Are the Liberal Democrats a party of untrammelled ideology – sorry,“principles” – or do ethics and evidence also play a role in thinking? This question struck me forcefully when reading David Cameron’s article on public service reform in the Telegraph. It appears that the imminent Open Public Services White Paper has been formulated with collaboration from the Chief Secretary to the Treasury and Nick Clegg is fully ‘on side’. We await the details, but if Cameron’s article gives us an accurate sense of what is to come then I think there is – or should be – a significant battle shaping up. Cameron’s position would appear to be “The answer is marketisation. Now what’s the question?”. Is it appropriate for Liberal Democrats to be complicit in this agenda?
The Liberal Democrat leadership is adamant that we’re all social liberals together. So, we might ask, what separates a social liberal from a libertarian? A facetious answer might be that a liberal has a stronger grip on reality. Certainly it entails a less Panglossian view of markets. We recognise that unfettered markets are not an unalloyed benefit. Markets overlaid upon patterns of social disadvantage mean some members of the population will be unable to participate fully and will not realise their full potential. Hence, the emphasis upon equality of opportunity and education. Not only that, but unless we are vigilant markets will entrench and magnify inequality. Hence, the focus upon challenging monopoly and advocacy of the benefits of competition.

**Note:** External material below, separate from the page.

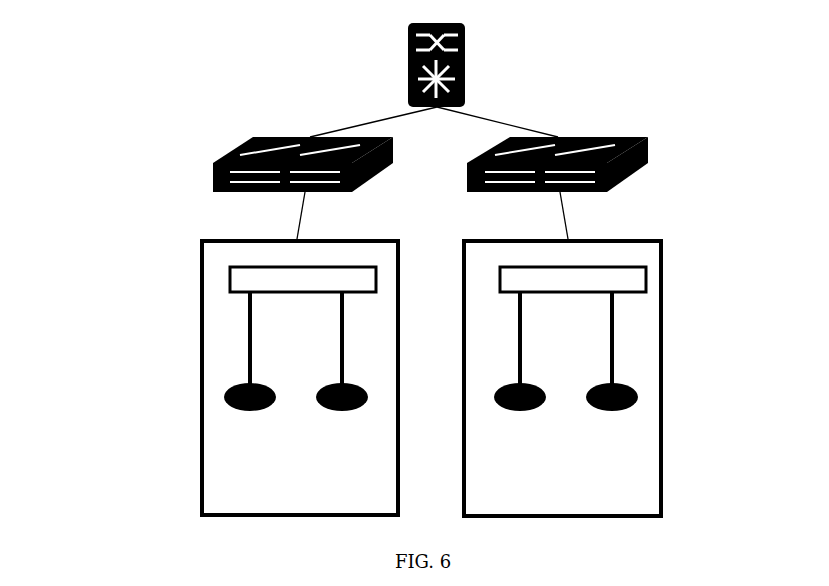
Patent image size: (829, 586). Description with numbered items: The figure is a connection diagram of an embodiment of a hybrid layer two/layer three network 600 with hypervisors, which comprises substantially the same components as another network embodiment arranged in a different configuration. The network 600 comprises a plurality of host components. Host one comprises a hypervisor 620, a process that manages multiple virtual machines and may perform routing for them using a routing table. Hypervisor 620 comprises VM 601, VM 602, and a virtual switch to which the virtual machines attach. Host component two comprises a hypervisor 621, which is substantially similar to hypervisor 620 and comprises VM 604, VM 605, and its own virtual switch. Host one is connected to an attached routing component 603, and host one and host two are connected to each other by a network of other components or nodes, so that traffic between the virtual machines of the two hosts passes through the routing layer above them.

Yet, this willingness to temper idealism by recognising the downside of real world markets seems to evaporate when we come to discussing the reform of public services. Rather than being sceptical, there is a tendency to revert to the idea that markets are a neutral means to an end. It is therefore unproblematic to embed them ever deeper into public service provision.
Cameron proposes to legislate for a general presumption in favour of private companies having a right to bid for erstwhile public services. This will save the bother of having to make the case for marketisation in each sector individually. Rather the onus will switch to public providers having to demonstrate, for each specific case separately, why marketisation is inappropriate. The belief is that provider diversity will generate competition and choice. There is also a strong push for greater use of mechanisms such as payment by results in the belief that they will improve effectiveness.
The language used is revealing. Mr Cameron notes that the proposals “will make it impossible for government to return to the bad old days of the standard state monopoly” and a “decisive end of the old-fashioned, top-down, take-what-you’re-given model of public services”. The language is not dissimilar to that used by Jeremy Browne in a post on the Big Society a few days ago. Mr Browne attracted some flak for his references to the “top-down, all-knowing, one-size-fits-all centralised state”. These are such caricatures of public services that it is almost comical. It wilfully ignores 30 years of reform focusing on increasing responsiveness and facilitating choice. It ignores that we already have a system of mixed provision where much funding has been directed towards the voluntary and not-for-profit sector. The only thing we don’t yet have is a dominant commercial presence. It is tempting to presume that this is what Cameron – for all his talk of diversity and decentralisation – thinks is missing. The issue here is not whether there are improvements that can be made in the public sector; clearly there are. But let’s have a discussion grounded in evidence not undiluted ideology. Please.
We might do well to reflect upon where these proposals originate. Many of the ideas are embodied in Payment for success: how to shift power from Whitehall to public service customers [PDF], produced by the multinational consulting firm KPMG which, of course, has no vested interest in pushing a marketisation agenda. It is, presumably, equally coincidental that one of its authors – Paul Kirby – has recently moved to lead the policy team in No 10. This sort of revolving-door between sectional interests and government cannot, by any sensible reckoning, be healthy for democracy.
A problem with several of these proposals is that they are based upon an extremely idealised – indeed simplistic – view of markets and how they operate. The sort of basic textbook economics that underpins the idea that markets will deliver a socially optimal allocation of resources should have no place in informing policy. More sophisticated analysis provides reasons for thinking that under a wide range of circumstances – many of which are relevant to public sector provision – markets do no such thing (I discuss this further here).
We are presented with simplistic statements about competition in health or the benefits of high powered incentives in contracting as if they provide a justification for marketisation, rather than a mystification. Yet, these statements need to be very heavily qualified in the light of theoretical advances and accumulating evidence. Get the design wrong and unleashing such mechanisms can be hugely damaging. And more reflexive economists are quite concerned that even the more sophisticated economic models that recognise this fail to capture important dimensions of the way in which incentives operate in the real world.